[
Lists Home |
Date Index |
Thread Index
]
Salton's approach makes it easy to know when things are
similar. Then the human sorts out the noise. That is
fine for things that run at human speed. That is not
fine for things that run at machine speed and have
quick system-wide effects. The power laws of crap
feeding back to crap have not been suspended.
Take the vector measures and tie them together with
URIs across multiple notations for the same observations
and that is an interesting system for machine learning
as has been shown time and time again. They aren't
as useful for targeting munitions; they can be useful
for fusing multiple systems and giving a human a
short list, or better, a space of solutions, and that
is what we see from Google et al. The web works because
human smarts take up the slack for computer dumb.
Google is fine until you try to dispatch an emergency
system based on it's address and maps. Two problems:
1. Locations can be off by half a mile or more.
2. Satellite photos are stale (by as much as 18 months)
and vary in the resolution of a given adjacent area that
is less than ten miles.
3. In the investigation that follows, one isn't allowed
to mix unvetted data with vetted data (by policy, the
name of the neighbor can't be entered without the neighbor
having a defined role in the event (eg, a witness)).
Dumb things done with dumb data are fine until you need
something smart and accurate fast. Relaxing reliability
to get deployment scale does work. Ask any driver of a
T-34. Massed deployment always beats high potential assets
in smaller numbers if you can sustain high initial casualty
rates.
len
From: Ken North [mailto:kennorth@sbcglobal.net]
Len Bullard wrote:
2) Where one can establish a similarity metric, is that good enough, as
Bosworth is claiming for human processes, for machine-processes?
Bosworth is playing fast and loose with the noise problems.

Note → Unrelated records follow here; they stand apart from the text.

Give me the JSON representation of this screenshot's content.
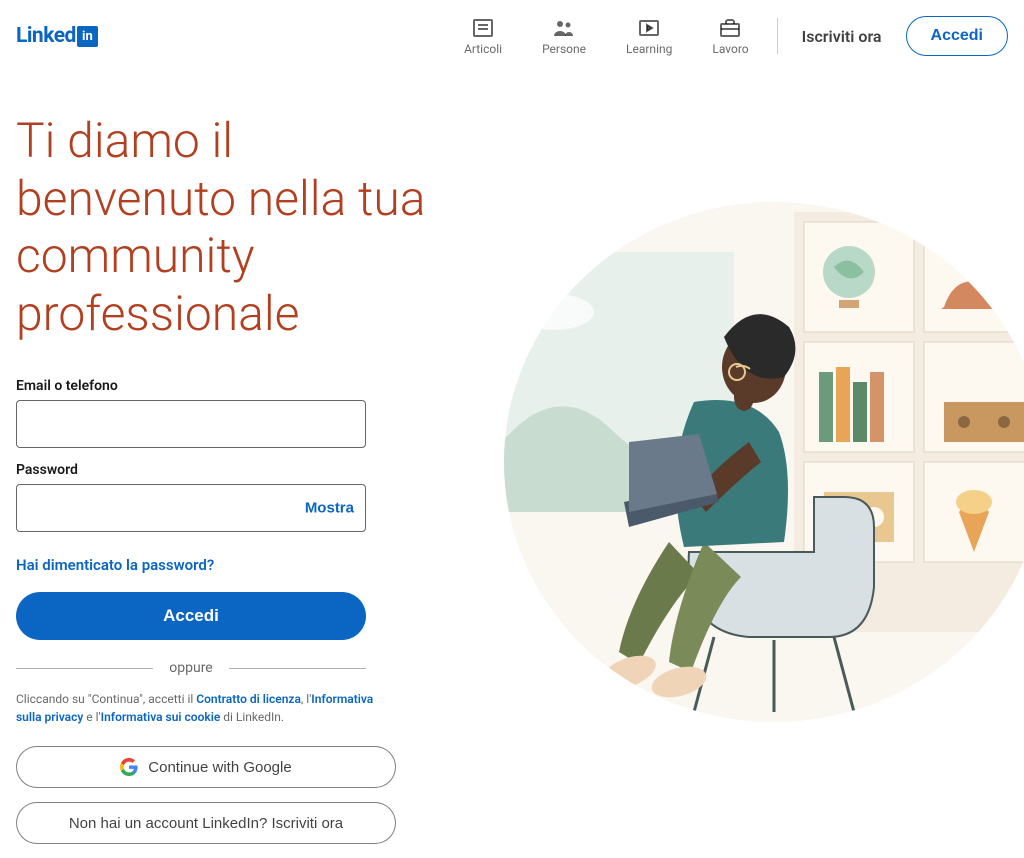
{
  "logo": {
    "text": "Linked",
    "suffix": "in"
  },
  "nav": {
    "items": [
      {
        "label": "Articoli"
      },
      {
        "label": "Persone"
      },
      {
        "label": "Learning"
      },
      {
        "label": "Lavoro"
      }
    ],
    "signup": "Iscriviti ora",
    "signin": "Accedi"
  },
  "hero": {
    "headline": "Ti diamo il benvenuto nella tua community professionale"
  },
  "form": {
    "email_label": "Email o telefono",
    "password_label": "Password",
    "show_password": "Mostra",
    "forgot": "Hai dimenticato la password?",
    "submit": "Accedi",
    "divider": "oppure",
    "legal_prefix": "Cliccando su \"Continua\", accetti il ",
    "legal_contract": "Contratto di licenza",
    "legal_sep1": ", l'",
    "legal_privacy": "Informativa sulla privacy",
    "legal_sep2": " e l'",
    "legal_cookie": "Informativa sui cookie",
    "legal_suffix": " di LinkedIn.",
    "google": "Continue with Google",
    "signup_cta": "Non hai un account LinkedIn? Iscriviti ora"
  }
}
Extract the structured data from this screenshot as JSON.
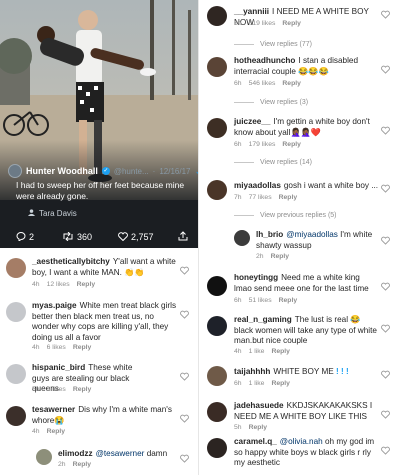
{
  "tweet": {
    "author_name": "Hunter Woodhall",
    "handle": "@hunte...",
    "date": "12/16/17",
    "text": "I had to sweep her off her feet because mine were already gone.",
    "tagged": "Tara Davis",
    "replies": "2",
    "retweets": "360",
    "likes": "2,757"
  },
  "left_comments": [
    {
      "username": "_aestheticallybitchy",
      "text": "Y'all want a white boy, I want a white MAN.",
      "time": "4h",
      "likes": "12 likes",
      "reply": "Reply"
    },
    {
      "username": "myas.paige",
      "text": "White men treat black girls better then black men treat us, no wonder why cops are killing y'all, they doing us all a favor",
      "time": "4h",
      "likes": "6 likes",
      "reply": "Reply"
    },
    {
      "username": "hispanic_bird",
      "text": "These white guys are stealing our black queens",
      "time": "5h",
      "likes": "3 likes",
      "reply": "Reply"
    },
    {
      "username": "tesawerner",
      "text": "Dis why I'm a white man's whore",
      "time": "4h",
      "likes": "",
      "reply": "Reply"
    },
    {
      "username": "elimodzz",
      "mention": "@tesawerner",
      "text": "damn",
      "time": "2h",
      "likes": "",
      "reply": "Reply"
    }
  ],
  "right_comments": [
    {
      "username": "__yanniii",
      "text": "I NEED ME A WHITE BOY NOW",
      "time": "6h",
      "likes": "619 likes",
      "reply": "Reply",
      "view_replies": "View replies (77)"
    },
    {
      "username": "hotheadhuncho",
      "text": "I stan a disabled interracial couple",
      "time": "6h",
      "likes": "546 likes",
      "reply": "Reply",
      "view_replies": "View replies (3)"
    },
    {
      "username": "juiczee__",
      "text": "I'm gettin a white boy don't know about yall",
      "time": "6h",
      "likes": "179 likes",
      "reply": "Reply",
      "view_replies": "View replies (14)"
    },
    {
      "username": "miyaadollas",
      "text": "gosh i want a white boy ...",
      "time": "7h",
      "likes": "77 likes",
      "reply": "Reply",
      "view_replies": "View previous replies (5)"
    },
    {
      "username": "lh_brio",
      "mention": "@miyaadollas",
      "text": "I'm white shawty wassup",
      "time": "2h",
      "likes": "",
      "reply": "Reply"
    },
    {
      "username": "honeytingg",
      "text": "Need me a white king lmao send meee one for the last time",
      "time": "6h",
      "likes": "51 likes",
      "reply": "Reply"
    },
    {
      "username": "real_n_gaming",
      "text": "The lust is real 😂 black women will take any type of white man.but nice couple",
      "time": "4h",
      "likes": "1 like",
      "reply": "Reply"
    },
    {
      "username": "taijahhhh",
      "text": "WHITE BOY ME",
      "time": "6h",
      "likes": "1 like",
      "reply": "Reply"
    },
    {
      "username": "jadehasuede",
      "text": "KKDJSKAKAKAKSKS I NEED ME A WHITE BOY LIKE THIS",
      "time": "5h",
      "likes": "",
      "reply": "Reply"
    },
    {
      "username": "caramel.q_",
      "mention": "@olivia.nah",
      "text": "oh my god im so happy white boys w black girls r rly my aesthetic",
      "time": "",
      "likes": "",
      "reply": ""
    }
  ]
}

Cohen and Fan discuss the noise issue in the paper about the CF spider,
which
uses a variant of the cosine distance measure of textual similarity (used in
WHIRL):
"However, although the data is noisy, it seems reasonable to believe metrics
based on it can be used for comparative purposes. We note also that CF
systems
which can learn from this sort of noisy "observational" data (e.g.,
[Liebermann,
1995; Perkowitz & Etzioni, 1997]) are potentially far more valuable than CF
systems that require explicit noise-free ratings."

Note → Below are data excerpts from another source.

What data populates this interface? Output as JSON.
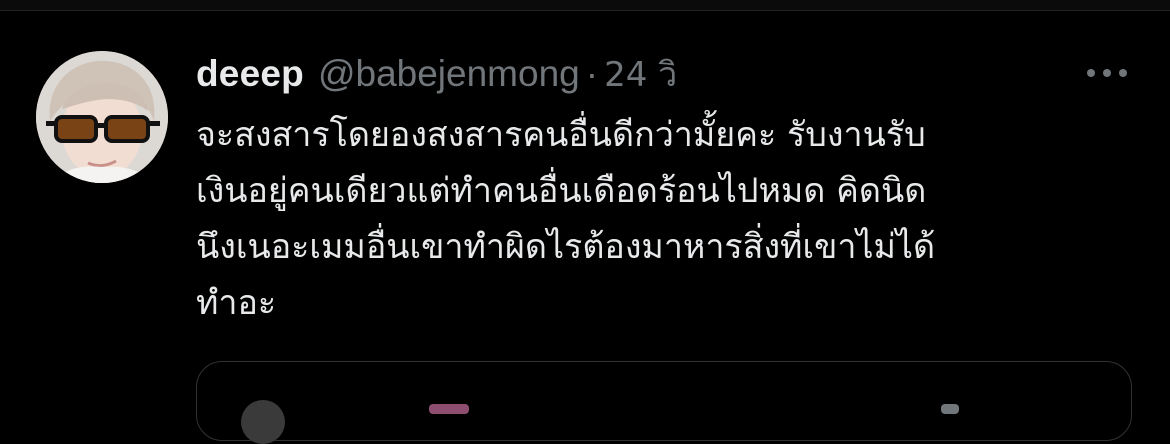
{
  "tweet": {
    "display_name": "deeep",
    "handle": "@babejenmong",
    "separator": "·",
    "time": "24 วิ",
    "text": "จะสงสารโดยองสงสารคนอื่นดีกว่ามั้ยคะ รับงานรับ\nเงินอยู่คนเดียวแต่ทำคนอื่นเดือดร้อนไปหมด คิดนิด\nนึงเนอะเมมอื่นเขาทำผิดไรต้องมาหารสิ่งที่เขาไม่ได้\nทำอะ",
    "more_icon": "more-horizontal-icon"
  },
  "colors": {
    "background": "#000000",
    "primary_text": "#e7e9ea",
    "secondary_text": "#71767b",
    "border": "#2f3336"
  }
}
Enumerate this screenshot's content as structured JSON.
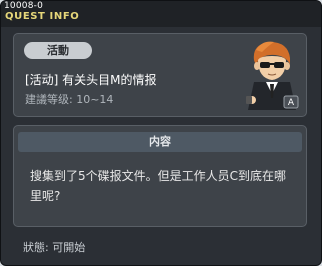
{
  "window": {
    "quest_id": "10008-0",
    "title": "QUEST INFO"
  },
  "quest": {
    "tag": "活動",
    "name": "[活动] 有关头目M的情报",
    "level": "建議等级: 10~14"
  },
  "content": {
    "header": "内容",
    "text": "搜集到了5个碟报文件。但是工作人员C到底在哪里呢?"
  },
  "status": {
    "text": "狀態: 可開始"
  }
}
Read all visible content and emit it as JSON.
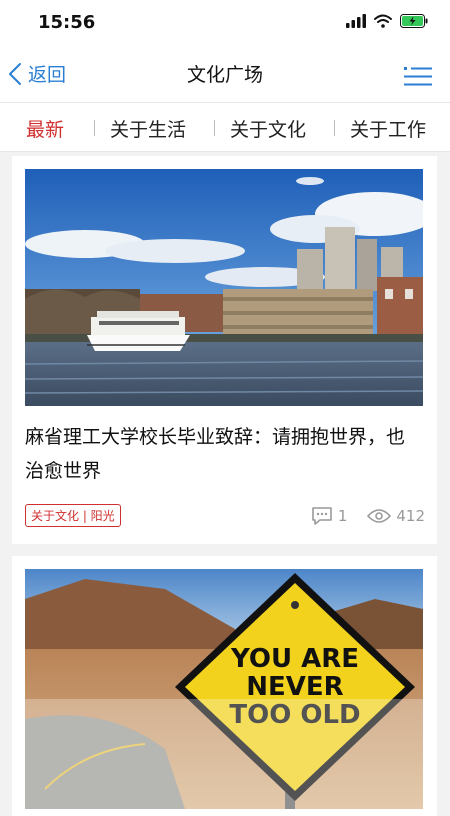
{
  "status_bar": {
    "time": "15:56"
  },
  "nav": {
    "back_label": "返回",
    "title": "文化广场"
  },
  "tabs": [
    {
      "label": "最新",
      "active": true
    },
    {
      "label": "关于生活",
      "active": false
    },
    {
      "label": "关于文化",
      "active": false
    },
    {
      "label": "关于工作",
      "active": false
    }
  ],
  "articles": [
    {
      "title": "麻省理工大学校长毕业致辞：请拥抱世界，也治愈世界",
      "tag": "关于文化 | 阳光",
      "comments": "1",
      "views": "412"
    },
    {
      "sign_text_line1": "YOU ARE",
      "sign_text_line2": "NEVER",
      "sign_text_line3": "TOO OLD"
    }
  ],
  "colors": {
    "accent": "#d0302f",
    "link": "#2a7fd4"
  }
}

The solution to the semantic web might be millions of people creating
Atom/RSS,
but I'm more optimistic about applying machine learning with enough
hardware.
Google has already shown an array of processors can crunch the web's
content. If
you embark on creating Google++ using technologies such as WHIRL and the CF
spider, you'll need a large array of hardware. But as Bosworth noted in the
Powerpoint presentation, hardware is cheap.
|